BCN Indonesia – Pada Senin, Amerika Serikat menyampaikan pihaknya membantu penyelidikan pembunuhan Presiden Haiti Jovenel Moise dan tidak menutup kemungkinan akan mengirim pasukan atas permintaan Haiti.
Menurut otoritas Haiti, 28 pria tim pembunuh – 26 orang Kolumbia dan dua orang warga negara AS – membunuh presiden Moise di rumahnya pekan lalu, yang juga melukai istrinya.
“Atas permintaan pemerintah Haiti, Departemen Kehakiman, bersama dengan rekan pemerintah AS-nya, membantu Kepolisian Nasional Haiti dalam penyelidikan,” jelas Departemen Kehakiman dalam sebuah pernyataan, dikutip dari AFP, Selasa (13/7).
“Sebuah penilaian awal telah dilaksanakan di Haiti oleh pejabat senior AS. Departemen akan terus mendukung pemerintah Haiti dalam kajian fakta-fakta dan keadaan seputar serangan mengerikan ini.”
Departemen Kehakiman juga menambahkan pihaknya juga akan menyelidiki jika ada UU AS yang telah dilanggar.
“Para pemimpin politik perlu bersatu,” jelas Presiden AS Joe Biden kepada wartawan.
“AS siap terus memberikan bantuan.”
Sekretaris Pers Gedung Putih, Jen Psaki menyampaikan delegasi penegak hukum AS dan pejabat keamanan nasional yang berkunjung ke Haiti pada Minggu menekankan adanya instabilitas di negara tersebut setelah pembunuhan Moise.
“Apa yang jelas dari kunjungan mereka adalah kurangnya kejelasan soal masa depan kepemimpinan politik,” jelas Psaki.
Psaki mengatakan permintaan Haiti untuk pengerahan pasukan AS dan pengamanan masih dianalisis.

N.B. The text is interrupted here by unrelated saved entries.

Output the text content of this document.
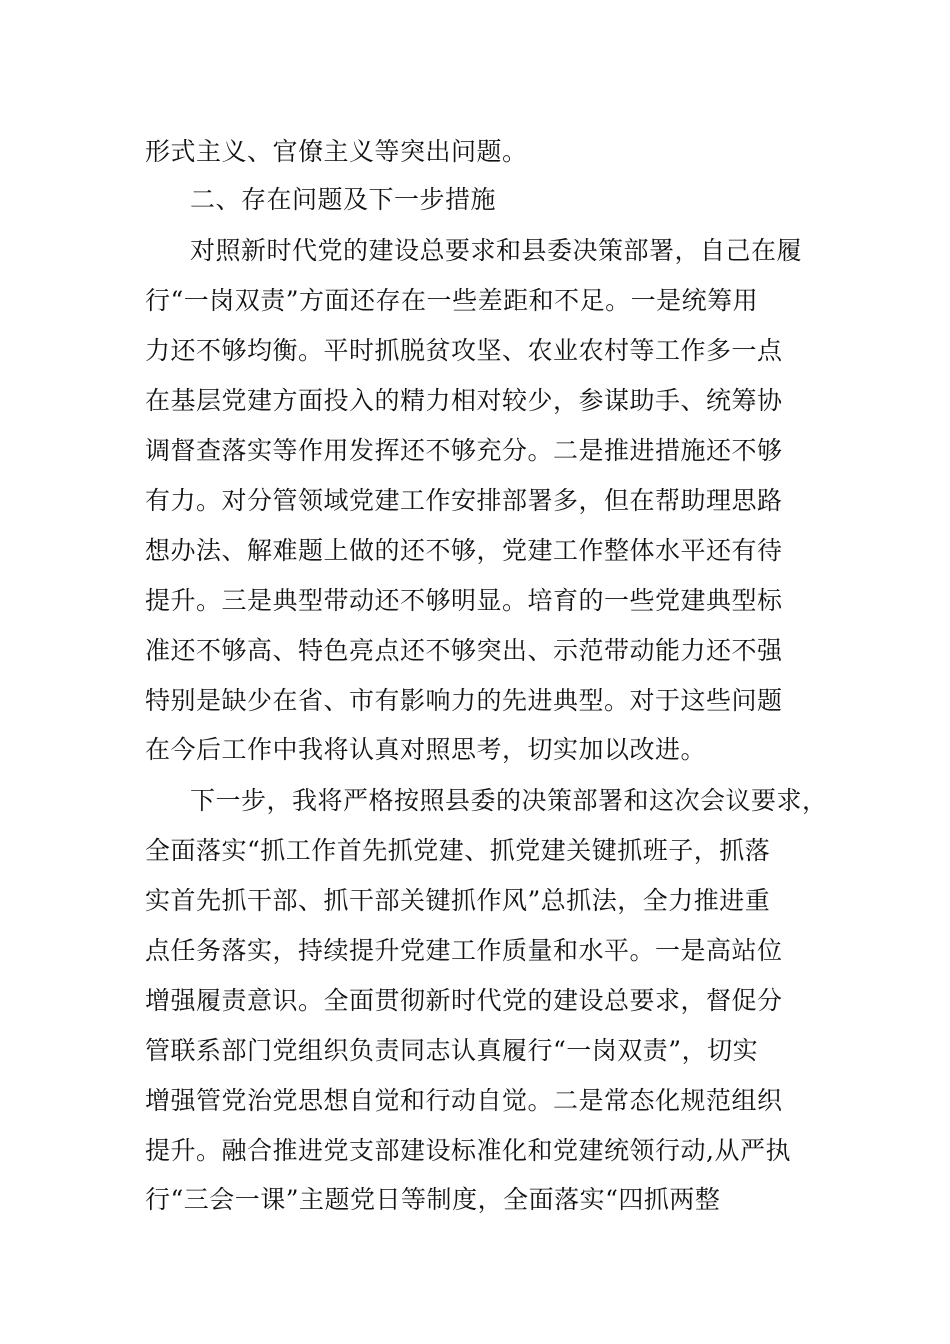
形式主义、官僚主义等突出问题。
二、存在问题及下一步措施
对照新时代党的建设总要求和县委决策部署，自己在履
行“一岗双责”方面还存在一些差距和不足。一是统筹用
力还不够均衡。平时抓脱贫攻坚、农业农村等工作多一点
在基层党建方面投入的精力相对较少，参谋助手、统筹协
调督查落实等作用发挥还不够充分。二是推进措施还不够
有力。对分管领域党建工作安排部署多，但在帮助理思路
想办法、解难题上做的还不够，党建工作整体水平还有待
提升。三是典型带动还不够明显。培育的一些党建典型标
准还不够高、特色亮点还不够突出、示范带动能力还不强
特别是缺少在省、市有影响力的先进典型。对于这些问题
在今后工作中我将认真对照思考，切实加以改进。
下一步，我将严格按照县委的决策部署和这次会议要求，
全面落实“抓工作首先抓党建、抓党建关键抓班子，抓落
实首先抓干部、抓干部关键抓作风”总抓法，全力推进重
点任务落实，持续提升党建工作质量和水平。一是高站位
增强履责意识。全面贯彻新时代党的建设总要求，督促分
管联系部门党组织负责同志认真履行“一岗双责”，切实
增强管党治党思想自觉和行动自觉。二是常态化规范组织
提升。融合推进党支部建设标准化和党建统领行动,从严执
行“三会一课”主题党日等制度，全面落实“四抓两整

Ditanya apakah Gedung Putih mengesampingkan pengiriman pasukan, dia menjawab “tidak.”
Motif pembunuhan tersebut belum diungkap ke publik dan pertanyaan seputar dalang pembunuhan juga masih menjadi pertanyaan.
Delegasi AS yang mewakili Departemen Kehakiman, Departemen Keamanan Dalam Negeri, Departemen Luar Negeri dan Dewan Keamanan Nasional bertemu dengan pejabat tinggi Haiti.
“Delegasi meninjau keamanan infrastruktur penting dengan pejabat pemerintah Haiti dan bertemu dengan Kepolisian Nasional Haiti, yang memimpin penyelidikan pembunuhan itu,” kata juru bicara Dewan Keamanan Nasional, Emily Horne.
Mereka juga bertemu dengan para pemimpin politik Haiti, termasuk Perdana Menteri sementara Claude Joseph dan Presiden Senat Joseph Lambert, “untuk mendorong dialog yang terbuka dan konstruktif untuk mencapai kesepakatan politik yang memungkinkan negara itu menyelenggarakan pemilihan umum yang bebas dan adil.”